We chose the SVM with a radial basis function as kernel and a simple C parameter (the misclassification/simplicity tradeoff) of value 1. This combined with balanced class weights (due to skewness) provides a very solid model.
The combination of both training and testing sets gives us a robust model, which I have tested on different splits. The score of only 0.67 makes the results not trustwordy enough to use in production. We do however have a low benchmark (no machine learning based predictions are often done by banks). Therefore, we may even say it is acceptable (but far from optimal).
I would have liked a better model and this sure is work for future improvement. More data and more customers would cetrainly help in this case.
Our simple SVM outperforms the Naive Bayes classifier with an F1-score of 0.67 vs 0.44. This means that it has a significant improvement over the other model and we can therefore justify changing to an SVM implementation.
Our final question is whether we can predict if running loans will get into trouble. Remember that we did not use past payment issues as predictor, loans which lack this information (newly formed) can then not be correctly classified. Therefore, we visualize how we classify running loans, based on their past debt. We see that this is not very good. No loans with past debt are classified correctly.
I started this project hoping to find payment issues using network properties. I found however that the data (or any data openly available) was not sufficient to provide me with both a loan/transactional dataset and interesting relationships between parties. Therefore I settled with a more traditional project.
The research question Using a customer's properties and transactional behaviour, can we predict whether or not he/she is able to pay future loan payments? has shown difficult to answer with the given dataset.
A lot of work has gone into manipulating data on the start of the project. Therefore, the data crunching was maybe on the heavy side and I could have spent more time in machine learning. But it was good to go through all the steps in Python for a change (our default language is R) and see where it may be more suitable than our default goto tools.
The machine learning part was therefore somewhat straightforward, different models were tested but none seemed to be a very good predictor. For this, we may need more samples and features.
The final model is somewhat dissapointing, but it is a good example of default machine learning not working for all problems.
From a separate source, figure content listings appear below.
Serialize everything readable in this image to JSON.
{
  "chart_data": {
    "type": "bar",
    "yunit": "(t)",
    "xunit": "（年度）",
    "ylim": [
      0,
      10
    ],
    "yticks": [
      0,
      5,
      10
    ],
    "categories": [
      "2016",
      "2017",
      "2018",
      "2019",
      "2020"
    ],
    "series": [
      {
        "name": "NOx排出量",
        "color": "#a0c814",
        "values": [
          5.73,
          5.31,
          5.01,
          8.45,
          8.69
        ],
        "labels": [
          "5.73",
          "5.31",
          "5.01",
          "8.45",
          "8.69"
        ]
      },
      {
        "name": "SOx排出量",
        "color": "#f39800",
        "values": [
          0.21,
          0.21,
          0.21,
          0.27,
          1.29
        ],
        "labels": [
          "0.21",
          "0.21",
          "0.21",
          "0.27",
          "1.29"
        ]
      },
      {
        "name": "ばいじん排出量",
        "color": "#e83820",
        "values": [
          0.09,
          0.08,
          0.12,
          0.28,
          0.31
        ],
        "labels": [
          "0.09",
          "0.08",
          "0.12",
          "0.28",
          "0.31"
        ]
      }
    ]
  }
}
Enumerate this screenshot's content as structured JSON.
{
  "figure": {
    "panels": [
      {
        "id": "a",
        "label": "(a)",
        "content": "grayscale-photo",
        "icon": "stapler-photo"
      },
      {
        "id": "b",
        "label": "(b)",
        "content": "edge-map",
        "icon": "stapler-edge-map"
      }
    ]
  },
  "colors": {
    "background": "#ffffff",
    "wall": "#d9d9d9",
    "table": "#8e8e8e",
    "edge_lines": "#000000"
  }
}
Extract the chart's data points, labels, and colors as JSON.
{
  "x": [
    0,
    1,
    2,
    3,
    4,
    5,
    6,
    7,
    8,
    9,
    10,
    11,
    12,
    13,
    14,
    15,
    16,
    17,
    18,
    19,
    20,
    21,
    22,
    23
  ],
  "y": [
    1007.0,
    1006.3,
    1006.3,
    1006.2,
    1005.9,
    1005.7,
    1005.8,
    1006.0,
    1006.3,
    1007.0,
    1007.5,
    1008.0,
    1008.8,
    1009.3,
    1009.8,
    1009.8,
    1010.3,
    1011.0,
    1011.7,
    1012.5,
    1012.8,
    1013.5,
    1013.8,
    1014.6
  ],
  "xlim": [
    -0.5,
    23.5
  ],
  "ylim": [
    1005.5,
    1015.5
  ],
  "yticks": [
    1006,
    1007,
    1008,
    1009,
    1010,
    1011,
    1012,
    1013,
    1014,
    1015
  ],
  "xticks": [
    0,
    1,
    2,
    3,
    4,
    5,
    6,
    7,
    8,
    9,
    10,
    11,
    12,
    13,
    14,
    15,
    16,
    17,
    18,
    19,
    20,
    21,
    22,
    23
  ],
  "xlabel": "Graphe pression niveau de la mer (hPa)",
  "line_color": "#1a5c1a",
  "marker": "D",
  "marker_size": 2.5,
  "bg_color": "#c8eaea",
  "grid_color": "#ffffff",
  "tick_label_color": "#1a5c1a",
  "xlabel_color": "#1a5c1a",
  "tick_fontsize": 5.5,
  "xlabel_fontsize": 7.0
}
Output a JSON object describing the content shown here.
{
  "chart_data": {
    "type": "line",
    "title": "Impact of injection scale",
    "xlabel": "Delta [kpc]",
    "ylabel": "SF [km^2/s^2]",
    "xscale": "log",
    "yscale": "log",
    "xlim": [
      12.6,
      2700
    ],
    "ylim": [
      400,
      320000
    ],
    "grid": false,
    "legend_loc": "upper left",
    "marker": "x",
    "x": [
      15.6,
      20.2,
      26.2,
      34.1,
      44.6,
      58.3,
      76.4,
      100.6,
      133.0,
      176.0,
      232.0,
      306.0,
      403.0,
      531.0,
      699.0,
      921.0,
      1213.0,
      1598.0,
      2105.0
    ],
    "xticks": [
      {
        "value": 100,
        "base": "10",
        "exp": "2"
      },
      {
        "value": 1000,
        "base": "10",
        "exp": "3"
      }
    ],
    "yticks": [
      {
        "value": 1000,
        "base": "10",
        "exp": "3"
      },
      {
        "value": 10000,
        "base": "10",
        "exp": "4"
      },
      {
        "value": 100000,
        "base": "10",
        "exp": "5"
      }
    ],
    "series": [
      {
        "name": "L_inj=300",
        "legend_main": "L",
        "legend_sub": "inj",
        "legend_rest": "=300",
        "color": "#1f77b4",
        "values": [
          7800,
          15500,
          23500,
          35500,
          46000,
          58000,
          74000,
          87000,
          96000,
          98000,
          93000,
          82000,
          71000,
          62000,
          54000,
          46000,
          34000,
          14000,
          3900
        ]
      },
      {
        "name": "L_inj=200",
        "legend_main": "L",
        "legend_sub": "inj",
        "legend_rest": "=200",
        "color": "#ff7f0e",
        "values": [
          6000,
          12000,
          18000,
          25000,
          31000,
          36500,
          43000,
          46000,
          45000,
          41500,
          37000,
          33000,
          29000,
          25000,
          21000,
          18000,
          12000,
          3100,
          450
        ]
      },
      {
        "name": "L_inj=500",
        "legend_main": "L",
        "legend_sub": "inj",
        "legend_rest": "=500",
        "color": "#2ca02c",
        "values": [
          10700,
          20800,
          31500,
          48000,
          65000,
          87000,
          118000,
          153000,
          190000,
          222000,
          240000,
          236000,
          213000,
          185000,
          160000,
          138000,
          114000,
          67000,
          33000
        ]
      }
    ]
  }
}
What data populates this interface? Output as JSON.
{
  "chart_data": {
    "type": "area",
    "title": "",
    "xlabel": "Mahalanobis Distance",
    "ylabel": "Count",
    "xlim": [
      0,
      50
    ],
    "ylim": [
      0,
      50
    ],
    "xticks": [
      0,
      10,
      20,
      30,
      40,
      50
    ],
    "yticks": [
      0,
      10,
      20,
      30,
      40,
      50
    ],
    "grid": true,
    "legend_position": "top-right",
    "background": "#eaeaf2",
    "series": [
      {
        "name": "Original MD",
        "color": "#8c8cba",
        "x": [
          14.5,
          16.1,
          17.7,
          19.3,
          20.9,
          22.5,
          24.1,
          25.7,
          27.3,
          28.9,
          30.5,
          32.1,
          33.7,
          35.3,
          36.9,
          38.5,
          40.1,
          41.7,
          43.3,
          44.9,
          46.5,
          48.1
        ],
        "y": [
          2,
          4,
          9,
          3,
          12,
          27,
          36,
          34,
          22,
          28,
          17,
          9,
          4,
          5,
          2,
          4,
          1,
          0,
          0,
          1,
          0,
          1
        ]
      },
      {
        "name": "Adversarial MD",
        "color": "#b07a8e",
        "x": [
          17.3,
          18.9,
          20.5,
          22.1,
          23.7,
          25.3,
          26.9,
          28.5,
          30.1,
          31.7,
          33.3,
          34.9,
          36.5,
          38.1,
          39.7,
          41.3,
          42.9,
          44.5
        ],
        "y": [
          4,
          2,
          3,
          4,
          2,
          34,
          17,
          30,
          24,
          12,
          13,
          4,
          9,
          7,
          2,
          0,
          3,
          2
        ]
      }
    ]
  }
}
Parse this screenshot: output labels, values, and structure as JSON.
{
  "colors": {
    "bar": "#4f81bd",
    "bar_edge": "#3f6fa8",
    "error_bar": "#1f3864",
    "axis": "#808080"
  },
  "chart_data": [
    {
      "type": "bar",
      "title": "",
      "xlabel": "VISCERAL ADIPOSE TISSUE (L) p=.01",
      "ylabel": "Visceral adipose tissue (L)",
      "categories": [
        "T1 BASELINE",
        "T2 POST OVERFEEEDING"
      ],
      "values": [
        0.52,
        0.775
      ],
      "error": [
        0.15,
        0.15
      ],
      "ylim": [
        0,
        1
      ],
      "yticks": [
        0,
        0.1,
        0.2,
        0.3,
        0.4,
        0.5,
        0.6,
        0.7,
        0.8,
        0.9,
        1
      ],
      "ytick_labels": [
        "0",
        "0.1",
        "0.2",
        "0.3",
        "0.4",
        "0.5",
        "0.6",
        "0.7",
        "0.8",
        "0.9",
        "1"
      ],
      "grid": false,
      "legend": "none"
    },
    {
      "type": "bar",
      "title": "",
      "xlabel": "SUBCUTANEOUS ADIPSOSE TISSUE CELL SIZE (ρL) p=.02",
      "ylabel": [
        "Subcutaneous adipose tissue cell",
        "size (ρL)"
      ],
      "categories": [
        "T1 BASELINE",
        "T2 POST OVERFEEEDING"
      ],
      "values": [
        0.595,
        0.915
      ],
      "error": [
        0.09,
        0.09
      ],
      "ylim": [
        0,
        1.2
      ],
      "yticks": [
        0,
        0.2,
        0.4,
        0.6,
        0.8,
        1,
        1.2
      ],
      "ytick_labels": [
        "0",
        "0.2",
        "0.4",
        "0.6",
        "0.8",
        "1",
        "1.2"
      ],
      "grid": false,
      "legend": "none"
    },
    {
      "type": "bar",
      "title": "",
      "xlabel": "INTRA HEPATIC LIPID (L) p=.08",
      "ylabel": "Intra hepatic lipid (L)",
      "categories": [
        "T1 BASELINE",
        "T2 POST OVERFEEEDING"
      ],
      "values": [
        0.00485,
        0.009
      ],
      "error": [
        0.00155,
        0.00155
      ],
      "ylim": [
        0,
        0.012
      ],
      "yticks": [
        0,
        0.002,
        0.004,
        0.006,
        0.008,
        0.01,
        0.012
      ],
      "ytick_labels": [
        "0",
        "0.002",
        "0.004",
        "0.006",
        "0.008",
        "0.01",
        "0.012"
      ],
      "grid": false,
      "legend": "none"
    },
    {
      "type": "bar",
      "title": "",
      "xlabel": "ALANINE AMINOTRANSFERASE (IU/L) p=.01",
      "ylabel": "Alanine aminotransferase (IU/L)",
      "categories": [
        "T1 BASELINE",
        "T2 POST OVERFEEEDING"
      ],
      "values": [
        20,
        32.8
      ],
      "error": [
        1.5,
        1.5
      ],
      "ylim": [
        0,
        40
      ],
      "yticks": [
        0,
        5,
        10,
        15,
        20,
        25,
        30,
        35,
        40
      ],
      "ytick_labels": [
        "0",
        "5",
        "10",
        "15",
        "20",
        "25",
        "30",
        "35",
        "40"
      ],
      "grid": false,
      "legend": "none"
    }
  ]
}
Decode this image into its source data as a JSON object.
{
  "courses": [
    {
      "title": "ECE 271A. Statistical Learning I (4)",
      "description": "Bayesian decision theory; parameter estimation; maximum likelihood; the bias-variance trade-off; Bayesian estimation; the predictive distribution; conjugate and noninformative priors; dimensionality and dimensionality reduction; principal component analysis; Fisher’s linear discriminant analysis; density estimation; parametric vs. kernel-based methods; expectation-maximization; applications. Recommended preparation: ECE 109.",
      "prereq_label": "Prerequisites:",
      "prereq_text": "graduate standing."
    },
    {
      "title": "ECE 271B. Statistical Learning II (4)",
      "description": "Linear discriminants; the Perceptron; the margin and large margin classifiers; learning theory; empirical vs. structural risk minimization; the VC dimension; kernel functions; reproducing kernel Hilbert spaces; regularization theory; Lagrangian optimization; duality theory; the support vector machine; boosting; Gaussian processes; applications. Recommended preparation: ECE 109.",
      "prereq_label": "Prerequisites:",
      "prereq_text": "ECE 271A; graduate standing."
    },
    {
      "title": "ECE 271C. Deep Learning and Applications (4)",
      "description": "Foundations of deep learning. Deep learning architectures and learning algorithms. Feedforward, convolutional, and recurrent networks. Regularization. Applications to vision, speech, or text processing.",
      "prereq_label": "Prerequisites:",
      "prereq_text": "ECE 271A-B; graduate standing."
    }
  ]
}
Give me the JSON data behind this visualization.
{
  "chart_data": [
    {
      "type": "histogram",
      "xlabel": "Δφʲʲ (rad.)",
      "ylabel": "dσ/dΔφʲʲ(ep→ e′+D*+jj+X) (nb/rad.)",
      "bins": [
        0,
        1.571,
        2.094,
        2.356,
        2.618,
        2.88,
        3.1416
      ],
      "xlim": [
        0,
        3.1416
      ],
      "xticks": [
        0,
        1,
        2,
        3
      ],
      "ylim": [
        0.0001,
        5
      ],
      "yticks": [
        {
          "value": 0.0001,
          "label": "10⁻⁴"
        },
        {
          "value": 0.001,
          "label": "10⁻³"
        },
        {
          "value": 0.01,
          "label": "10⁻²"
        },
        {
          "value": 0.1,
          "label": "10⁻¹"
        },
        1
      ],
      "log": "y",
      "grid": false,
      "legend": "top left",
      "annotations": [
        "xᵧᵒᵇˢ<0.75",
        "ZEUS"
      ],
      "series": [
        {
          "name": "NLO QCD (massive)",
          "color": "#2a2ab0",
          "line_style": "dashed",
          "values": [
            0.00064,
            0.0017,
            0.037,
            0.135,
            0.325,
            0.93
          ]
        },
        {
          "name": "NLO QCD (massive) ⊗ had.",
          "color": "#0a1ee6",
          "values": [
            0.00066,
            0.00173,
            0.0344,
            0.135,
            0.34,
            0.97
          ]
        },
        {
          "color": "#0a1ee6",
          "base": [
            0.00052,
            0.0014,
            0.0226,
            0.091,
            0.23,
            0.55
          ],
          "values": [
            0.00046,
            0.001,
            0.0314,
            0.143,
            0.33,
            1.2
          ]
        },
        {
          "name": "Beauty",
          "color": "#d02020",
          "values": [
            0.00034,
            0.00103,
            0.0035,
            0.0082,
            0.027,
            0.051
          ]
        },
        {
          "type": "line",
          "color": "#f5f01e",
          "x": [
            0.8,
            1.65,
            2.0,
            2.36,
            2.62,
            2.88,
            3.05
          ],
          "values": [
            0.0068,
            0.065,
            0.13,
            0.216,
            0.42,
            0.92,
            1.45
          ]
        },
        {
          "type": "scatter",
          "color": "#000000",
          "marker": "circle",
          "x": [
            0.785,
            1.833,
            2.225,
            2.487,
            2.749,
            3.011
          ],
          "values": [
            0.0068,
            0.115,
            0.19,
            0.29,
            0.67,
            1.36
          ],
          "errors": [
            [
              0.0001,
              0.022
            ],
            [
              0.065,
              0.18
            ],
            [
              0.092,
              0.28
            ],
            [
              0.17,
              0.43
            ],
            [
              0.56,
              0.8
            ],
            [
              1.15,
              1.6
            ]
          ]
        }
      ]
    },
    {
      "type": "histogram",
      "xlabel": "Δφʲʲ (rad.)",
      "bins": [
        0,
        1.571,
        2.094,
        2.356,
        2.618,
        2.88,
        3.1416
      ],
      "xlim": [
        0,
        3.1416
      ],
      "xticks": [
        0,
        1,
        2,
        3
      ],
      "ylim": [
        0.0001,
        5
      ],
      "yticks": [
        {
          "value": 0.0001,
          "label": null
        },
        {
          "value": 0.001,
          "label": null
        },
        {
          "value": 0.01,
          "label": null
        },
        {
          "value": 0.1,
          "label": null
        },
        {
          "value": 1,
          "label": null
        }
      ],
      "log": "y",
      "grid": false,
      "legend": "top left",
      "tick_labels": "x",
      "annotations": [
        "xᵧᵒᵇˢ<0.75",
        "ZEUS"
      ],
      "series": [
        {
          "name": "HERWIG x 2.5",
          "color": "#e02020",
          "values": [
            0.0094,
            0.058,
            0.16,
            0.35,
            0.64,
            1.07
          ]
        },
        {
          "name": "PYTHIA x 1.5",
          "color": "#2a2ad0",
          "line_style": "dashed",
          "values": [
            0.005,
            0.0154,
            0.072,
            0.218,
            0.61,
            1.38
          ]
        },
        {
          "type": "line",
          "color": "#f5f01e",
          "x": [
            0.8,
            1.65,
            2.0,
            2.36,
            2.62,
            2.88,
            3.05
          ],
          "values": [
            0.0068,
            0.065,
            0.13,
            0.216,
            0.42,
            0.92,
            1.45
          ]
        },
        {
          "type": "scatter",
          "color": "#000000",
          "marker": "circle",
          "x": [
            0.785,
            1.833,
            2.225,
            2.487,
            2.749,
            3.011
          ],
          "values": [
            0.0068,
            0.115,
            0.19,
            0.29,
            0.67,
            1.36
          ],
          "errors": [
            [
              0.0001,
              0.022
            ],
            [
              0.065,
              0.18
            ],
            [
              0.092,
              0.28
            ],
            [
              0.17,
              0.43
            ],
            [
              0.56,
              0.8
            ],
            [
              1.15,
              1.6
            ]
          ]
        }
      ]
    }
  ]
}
The model can be improved in several ways. The data can be cut up in a different way to generate other features. We can take into account the skewness better by either building a skewed training set or generating more samples (with bootstraps, autoencoders or a GAN). This may improve the model and provide us a better prediction for running loans. In the end, the model would benefit from more personal data, often not disclosed in public datasets which better captivates properties of clients.